Frauenherzen altern anders

Die Kardiologin Catherine Gebhard erforscht, weshalb sich bestimmte Krankheiten auf Frauen und Männer unterschiedlich auswirken. Die Corona-Pandemie ist für die Pionierin der Gender-Medizin Lehrbeispiel und Weckruf zugleich
Stefan Stöcklin
Nach der Menopause werden Frauenherzen kleiner. Der weibliche Organismus kompensiert das geringere Volumen durch eine erhöhte Pumpleistung.

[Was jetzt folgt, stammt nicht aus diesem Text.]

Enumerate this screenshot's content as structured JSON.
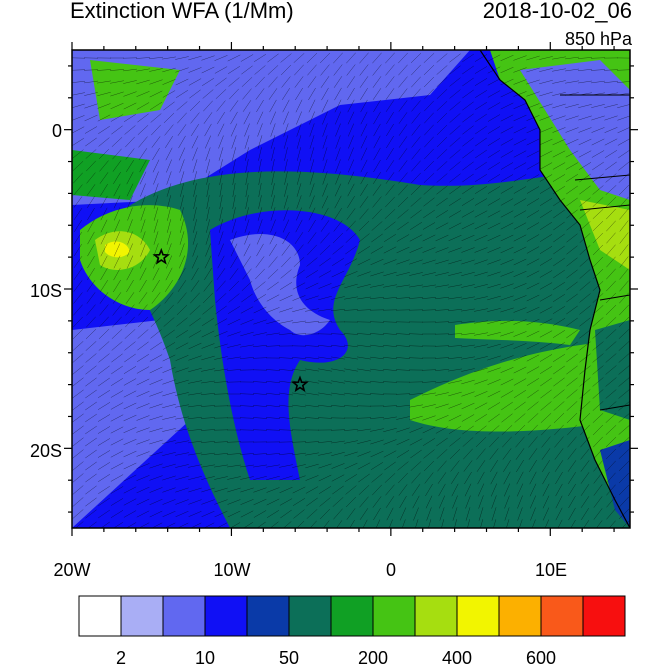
{
  "title": "Extinction WFA (1/Mm)",
  "datetime": "2018-10-02_06",
  "level": "850 hPa",
  "lat_labels": [
    "0",
    "10S",
    "20S"
  ],
  "lon_labels": [
    "20W",
    "10W",
    "0",
    "10E"
  ],
  "colorbar": {
    "colors": [
      "#ffffff",
      "#a9aef5",
      "#6168f0",
      "#1010f5",
      "#0a3aa8",
      "#0c6f58",
      "#10a024",
      "#45c414",
      "#a6de10",
      "#f2f500",
      "#fcb000",
      "#f9591a",
      "#f70f0f"
    ],
    "tick_labels": [
      "2",
      "10",
      "50",
      "200",
      "400",
      "600"
    ]
  },
  "markers": [
    {
      "name": "star-marker-west",
      "lon": -14.4,
      "lat": -8.0
    },
    {
      "name": "star-marker-central",
      "lon": -5.7,
      "lat": -16.0
    }
  ]
}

Eine Infektion mit dem Coronavirus wirkt sich ganz verschieden auf Menschen aus. Insbesondere befällt Covid-19 Männer und Frauen in unterschiedlichem Mass. «Als ich die ersten Zahlen zu den Infektionen und Todesfällen sah, war mir klar, dass wir da tätig werden müssen», sagt Catherine Gebhard. Das Spezialgebiet der Kardiologin ist die Gender-Medizin.

Wie in der ganzen Welt sterben auch in der Schweiz mit einem Anteil von rund 60 Prozent deutlich mehr Männer an Covid-19 als Frauen. In manchen Staaten macht ihr Anteil sogar drei Viertel der Opfer aus. Männer werden häufiger hospitalisiert, sie belegen mehr Betten auf den Intensivstationen und müssen intensiver und länger betreut werden. «Die Geschlechtsunterschiede beim Verlauf der Krankheit sind deutlich», sagt Gebhard. Umso wichtiger ist es für die Medizinerin, diesen Differenzen auf den Grund zu gehen, denn eine optimale Prävention und Behandlung hängt vom Wissen um diese Unterschiede ab.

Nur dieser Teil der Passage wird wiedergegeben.